I went first to the Baptist Union of Great Britain’s Resource Centre in Didcot, Oxfordshire. Residing in a massive building in this small Oxfordshire town, the Baptist Union of Great Britain represents over 2000 churches and therefore has both the gift of great resources and a deep reservoir of diversity. The resource centre reflects this background. I have found some excellent work in the area of baptism and ethics and a new book on the subject of church and state which does not simply deal with the contrast between the Christian church and secular authority but also compares the Roman Catholic and Baptist approaches to this topic. Regent’s College, Oxford publishes a series of books on culture, common biblical commentaries & the arts and I was exposed to many other materials which we will inventory and add to our existing resources in the months ahead. Of particular value for us is a new book on worship which takes into account the British and Canadian experience that many Christians use during the church year (i.e. advent & lent) as helpful patterns for personal & corporate worship. I’ve also had a couple of lengthy conversations with Lion’s Publishing in Britain who put me on to what they believe to be an excellent bookstore/resource centre called St. Andrews bookshop (located in Greater Missedon. You have no idea what a hassle it is to get to this little town).

Many of you are familiar with Homestart in Vancouver which is funded by seed money from the Baptist Union Development Foundation. I have had conversations with Homestart in Great Britain, which has a considerably different emphasis and is based all over Britain, but in particular I have talked with those in Glasgow and Leicester. Homestart’s primary emphasis in Great Britain is not furniture but is, in fact, trained volunteers supporting families with young children through the difficult early years – but more of that later.

I asked for recommendations to attend a couple of unusual and renewing churches in Great Britain and received the names of two. I traveled to North London to visit Emmanuel Baptist Fellowship, an umbrella group of four related Baptist churches. I went to the mother church called Willesden Green. It is in a neighborhood which started out Irish, then embraced those from the Caribbean, Asia and finally from Africa. There are over 70 different nationalities worshipping in this church and it was personally very helpful to hear the preacher who happened that day to be from Ghana.
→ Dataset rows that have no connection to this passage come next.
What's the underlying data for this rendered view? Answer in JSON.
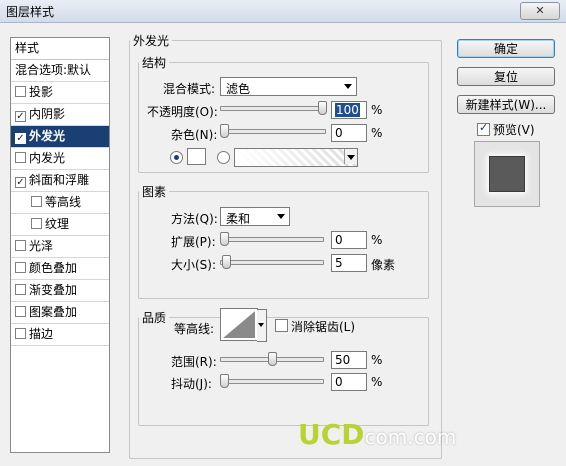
{
  "window": {
    "title": "图层样式",
    "close_icon": "close-icon"
  },
  "style_list": {
    "header": "样式",
    "items": [
      {
        "label": "混合选项:默认",
        "checkbox": false,
        "checked": false,
        "sub": false,
        "selected": false
      },
      {
        "label": "投影",
        "checkbox": true,
        "checked": false,
        "sub": false,
        "selected": false
      },
      {
        "label": "内阴影",
        "checkbox": true,
        "checked": true,
        "sub": false,
        "selected": false
      },
      {
        "label": "外发光",
        "checkbox": true,
        "checked": true,
        "sub": false,
        "selected": true
      },
      {
        "label": "内发光",
        "checkbox": true,
        "checked": false,
        "sub": false,
        "selected": false
      },
      {
        "label": "斜面和浮雕",
        "checkbox": true,
        "checked": true,
        "sub": false,
        "selected": false
      },
      {
        "label": "等高线",
        "checkbox": true,
        "checked": false,
        "sub": true,
        "selected": false
      },
      {
        "label": "纹理",
        "checkbox": true,
        "checked": false,
        "sub": true,
        "selected": false
      },
      {
        "label": "光泽",
        "checkbox": true,
        "checked": false,
        "sub": false,
        "selected": false
      },
      {
        "label": "颜色叠加",
        "checkbox": true,
        "checked": false,
        "sub": false,
        "selected": false
      },
      {
        "label": "渐变叠加",
        "checkbox": true,
        "checked": false,
        "sub": false,
        "selected": false
      },
      {
        "label": "图案叠加",
        "checkbox": true,
        "checked": false,
        "sub": false,
        "selected": false
      },
      {
        "label": "描边",
        "checkbox": true,
        "checked": false,
        "sub": false,
        "selected": false
      }
    ]
  },
  "panel": {
    "title": "外发光",
    "structure": {
      "title": "结构",
      "blend_mode_label": "混合模式:",
      "blend_mode_value": "滤色",
      "opacity_label": "不透明度(O):",
      "opacity_value": "100",
      "opacity_unit": "%",
      "opacity_level": 1.0,
      "noise_label": "杂色(N):",
      "noise_value": "0",
      "noise_unit": "%",
      "noise_level": 0.0
    },
    "elements": {
      "title": "图素",
      "method_label": "方法(Q):",
      "method_value": "柔和",
      "spread_label": "扩展(P):",
      "spread_value": "0",
      "spread_unit": "%",
      "spread_level": 0.0,
      "size_label": "大小(S):",
      "size_value": "5",
      "size_unit": "像素",
      "size_level": 0.02
    },
    "quality": {
      "title": "品质",
      "contour_label": "等高线:",
      "antialias_label": "消除锯齿(L)",
      "antialias_checked": false,
      "range_label": "范围(R):",
      "range_value": "50",
      "range_unit": "%",
      "range_level": 0.5,
      "jitter_label": "抖动(J):",
      "jitter_value": "0",
      "jitter_unit": "%",
      "jitter_level": 0.0
    }
  },
  "buttons": {
    "ok": "确定",
    "reset": "复位",
    "new_style": "新建样式(W)...",
    "preview_label": "预览(V)",
    "preview_checked": true
  },
  "watermark": {
    "logo": "UCD",
    "suffix": "com.com"
  }
}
His emphasis was on what he believes to be the lost discipline of Christians everywhere – waiting on God. His first illustration was the impatience he felt watching the microwave heat his food and he spoke in a way that challenged and renewed me. For all you Type A personalities out there (and there are many) he used the passage from Isaiah  40 that when we wait on God we renew our strength. So I came away from Emmanuel Baptist Fellowship with the encouragement to be more culturally diverse in the Baptist Union and to celebrate the diversity already found in the union. There are many stories that came out of my experience that morning that will have to wait for the personal conversations I know will come in the fall.

My Sunday evening church experience took me to North Watford (where I was born) to a place well known to many of you called ‘Soul Survivor’. If you’ve ever been to “The Place” at Lambrick Park Church in Victoria (former church of Tom Cowan, currently Sr. pastor at First, Vancouver) then you will have experienced much the same sort of thing I experienced that Sunday night. It is a church committed to contemporary arts, music & culture. There must have been almost 700 young people in attendance and it was a boisterous worship, a reverent and edgy time. One of the most interesting things I was able to take away was that when this church contemplates doing justice and outreach overseas, it does it in a big way. It was announced that a year from now they want the entire church (yes all 700 – 1000 of them) to go to South Africa to work in a township rife with AIDS and unemployment.

Well, that’s a sampling of a week of renewal, research, and personal challenges for me and Britain. The Lord be with us all as we ask Him to speak to us and make Himself known to us.